Alessandra Kersevan al Tommasoli, Forza Nuova minaccia l’impedimento

Sale la tensione in vista dell’incontro previsto per lunedì 18 febbraio, ore 20.45, al Centro Tommasoli di Borgo Venezia. All’incontro, promosso su Facebook e organizzato da Potere al Popolo Verona, PCI – Sezione Arnaldo Petrone e PRC Verona Festa in Rosso, parteciperà la ricercatrice storica goriziana Alessandra Kersevan, specializzata in storia e cultura del Friuli-Venezia Giulia e del confine orientale nella prima metà del XX secolo. Forza Nuova, con un comunicato stampa diffuso oggi, minaccia l’impedimento dell’incontro qualora non fosse il Comune di Verona a ritirare la disponibilità della sala.

Si  intitola “Io ricordo…tutto” l’incontro organizzato per lunedì 18 febbraio, ore 20.45, al Tommasoli.

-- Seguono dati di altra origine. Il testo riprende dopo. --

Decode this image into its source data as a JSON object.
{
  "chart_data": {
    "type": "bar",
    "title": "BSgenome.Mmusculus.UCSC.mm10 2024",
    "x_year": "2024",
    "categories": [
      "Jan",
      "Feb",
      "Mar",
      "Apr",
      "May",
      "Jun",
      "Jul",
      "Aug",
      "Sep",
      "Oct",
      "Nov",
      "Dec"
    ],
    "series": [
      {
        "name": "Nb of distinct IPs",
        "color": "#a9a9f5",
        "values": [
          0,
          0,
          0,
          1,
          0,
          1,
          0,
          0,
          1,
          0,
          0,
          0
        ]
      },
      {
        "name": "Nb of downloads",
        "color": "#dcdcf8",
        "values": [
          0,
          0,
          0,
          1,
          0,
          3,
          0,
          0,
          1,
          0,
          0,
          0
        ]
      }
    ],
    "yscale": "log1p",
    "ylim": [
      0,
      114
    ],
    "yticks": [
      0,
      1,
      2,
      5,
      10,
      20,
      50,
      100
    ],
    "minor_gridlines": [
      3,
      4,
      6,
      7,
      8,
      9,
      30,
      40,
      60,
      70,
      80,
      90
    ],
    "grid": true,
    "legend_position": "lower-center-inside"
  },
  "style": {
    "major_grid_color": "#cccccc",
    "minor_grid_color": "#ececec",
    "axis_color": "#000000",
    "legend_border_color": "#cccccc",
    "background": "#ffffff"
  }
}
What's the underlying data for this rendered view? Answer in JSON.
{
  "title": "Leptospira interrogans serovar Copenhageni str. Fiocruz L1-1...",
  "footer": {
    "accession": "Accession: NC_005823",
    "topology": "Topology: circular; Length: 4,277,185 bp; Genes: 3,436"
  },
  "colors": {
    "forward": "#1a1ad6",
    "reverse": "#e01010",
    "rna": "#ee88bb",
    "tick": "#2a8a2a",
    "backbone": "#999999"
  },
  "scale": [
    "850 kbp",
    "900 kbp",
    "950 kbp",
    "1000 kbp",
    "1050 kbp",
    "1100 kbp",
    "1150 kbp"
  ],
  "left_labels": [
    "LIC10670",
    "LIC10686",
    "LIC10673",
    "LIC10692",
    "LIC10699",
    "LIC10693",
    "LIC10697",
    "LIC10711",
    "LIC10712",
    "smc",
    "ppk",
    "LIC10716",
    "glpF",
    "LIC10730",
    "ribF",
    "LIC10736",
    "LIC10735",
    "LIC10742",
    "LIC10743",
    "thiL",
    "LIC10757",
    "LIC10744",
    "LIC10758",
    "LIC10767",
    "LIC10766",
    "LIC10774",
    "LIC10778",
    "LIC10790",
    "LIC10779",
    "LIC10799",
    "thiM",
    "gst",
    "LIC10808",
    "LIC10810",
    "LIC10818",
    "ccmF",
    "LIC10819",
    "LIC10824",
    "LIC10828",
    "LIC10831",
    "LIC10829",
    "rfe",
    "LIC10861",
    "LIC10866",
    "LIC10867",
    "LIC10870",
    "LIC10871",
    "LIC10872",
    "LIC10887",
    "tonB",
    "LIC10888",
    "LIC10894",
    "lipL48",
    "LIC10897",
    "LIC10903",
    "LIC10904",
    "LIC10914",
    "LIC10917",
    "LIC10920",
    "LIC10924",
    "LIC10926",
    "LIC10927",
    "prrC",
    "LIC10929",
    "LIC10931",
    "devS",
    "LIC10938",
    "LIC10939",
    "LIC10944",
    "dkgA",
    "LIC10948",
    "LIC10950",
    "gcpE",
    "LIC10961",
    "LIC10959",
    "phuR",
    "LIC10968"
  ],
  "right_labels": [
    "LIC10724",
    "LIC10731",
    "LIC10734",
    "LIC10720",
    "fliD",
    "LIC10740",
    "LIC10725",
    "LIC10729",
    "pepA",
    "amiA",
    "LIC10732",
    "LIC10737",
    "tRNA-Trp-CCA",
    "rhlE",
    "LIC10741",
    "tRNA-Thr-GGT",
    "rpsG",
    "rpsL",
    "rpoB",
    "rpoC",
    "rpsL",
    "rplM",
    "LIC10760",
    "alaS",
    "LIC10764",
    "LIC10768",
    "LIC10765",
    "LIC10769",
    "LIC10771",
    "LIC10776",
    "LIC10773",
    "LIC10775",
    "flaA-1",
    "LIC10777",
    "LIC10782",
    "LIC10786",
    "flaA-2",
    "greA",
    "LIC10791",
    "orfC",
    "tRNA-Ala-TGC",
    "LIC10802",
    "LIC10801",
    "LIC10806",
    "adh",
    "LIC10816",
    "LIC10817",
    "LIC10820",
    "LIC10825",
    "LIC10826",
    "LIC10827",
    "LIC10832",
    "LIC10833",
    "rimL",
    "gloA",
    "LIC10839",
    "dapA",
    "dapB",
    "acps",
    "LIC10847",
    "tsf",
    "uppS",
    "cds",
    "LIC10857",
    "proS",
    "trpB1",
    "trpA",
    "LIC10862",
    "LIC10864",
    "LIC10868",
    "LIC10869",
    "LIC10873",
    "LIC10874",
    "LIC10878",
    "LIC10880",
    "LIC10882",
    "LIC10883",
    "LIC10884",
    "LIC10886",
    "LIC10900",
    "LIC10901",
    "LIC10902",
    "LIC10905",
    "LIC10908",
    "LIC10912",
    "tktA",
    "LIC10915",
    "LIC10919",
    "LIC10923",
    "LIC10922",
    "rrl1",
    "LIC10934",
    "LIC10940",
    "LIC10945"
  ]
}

Sulla pagina Facebook dedicata all’evento, gli organizzatori, tra cui Potere al Popolo di Verona, hanno motivato le ragioni del convegno al quale è attesa come ospite Alessandra Kersevan, saggista e ricercatrice storica nata a Monfalcone, nel goriziano, nel 1950, che da anni si dedica allo studio della storia del Novecento delle terre del confine orientale. Coordinatrice della collana “Resistenza storica” delle edizioni Kappa Vu e curatrice del sito di informazione storica, la Kersevan è spesso criticata da storici accademici, associazioni legate al mondo degli esuli istriani, esponenti politici di destra con l’accusa di revisionismo storico sulla tragedia delle Foibe.

E’ la stessa Kersevan a ripetere spesso nelle sue conferenze che «la vicenda delle Foibe va analizzata nel complesso, in un arco temporale più ampio e che gli italiani devono venire a conoscenza che durante la Seconda Guerra Mondiale, l’Italia si è comportata nei confronti della Jugoslavia come uno stato aggressore, occupatore e sterminatore di intere popolazioni».

«Ogni 10 febbraio assistiamo ad una vera e propria sospensione della democrazia, con brutali attacchi verbali, nella direzione di chi, come noi, cerca di riportare il dibattito e il ricordo sui fatti che hanno determinato le vittime delle Foibe, arrivando anche a criticarci con l’appellativo di negazionisti» aveva commentato la storica goriziana il 9 febbraio 2017 nella sala stampa di Montecitorio in occasione di una conferenza indetta dalla deputata di Sinistra Italiana Serena Pellegrino.

 

Questa mattina, con un comunicato stampa diffuso alle testate veronesi, Forza Nuova, con gli esponenti Luca Castellini e Pietro Amedeo, hanno dichiarato la loro posizione nettamente contraria alla presenza della storica a Verona e minacciato di impedire lo svolgimento della conferenza qualora il Comune di Verona non ritirasse la disponibilità della sala.

«È vergognoso ed inaccettabile che uno spazio comunale venga concesso ad una sedicente storica che va ripetendo che “nella foiba di Basovizza non è mai stato infoibato nessuno” e che invece è “tutta propaganda. – si legge nella nota di Forza Nuova – O il Comune revoca la concessione di quella sala o ci penseranno i Patrioti ad impedirlo!».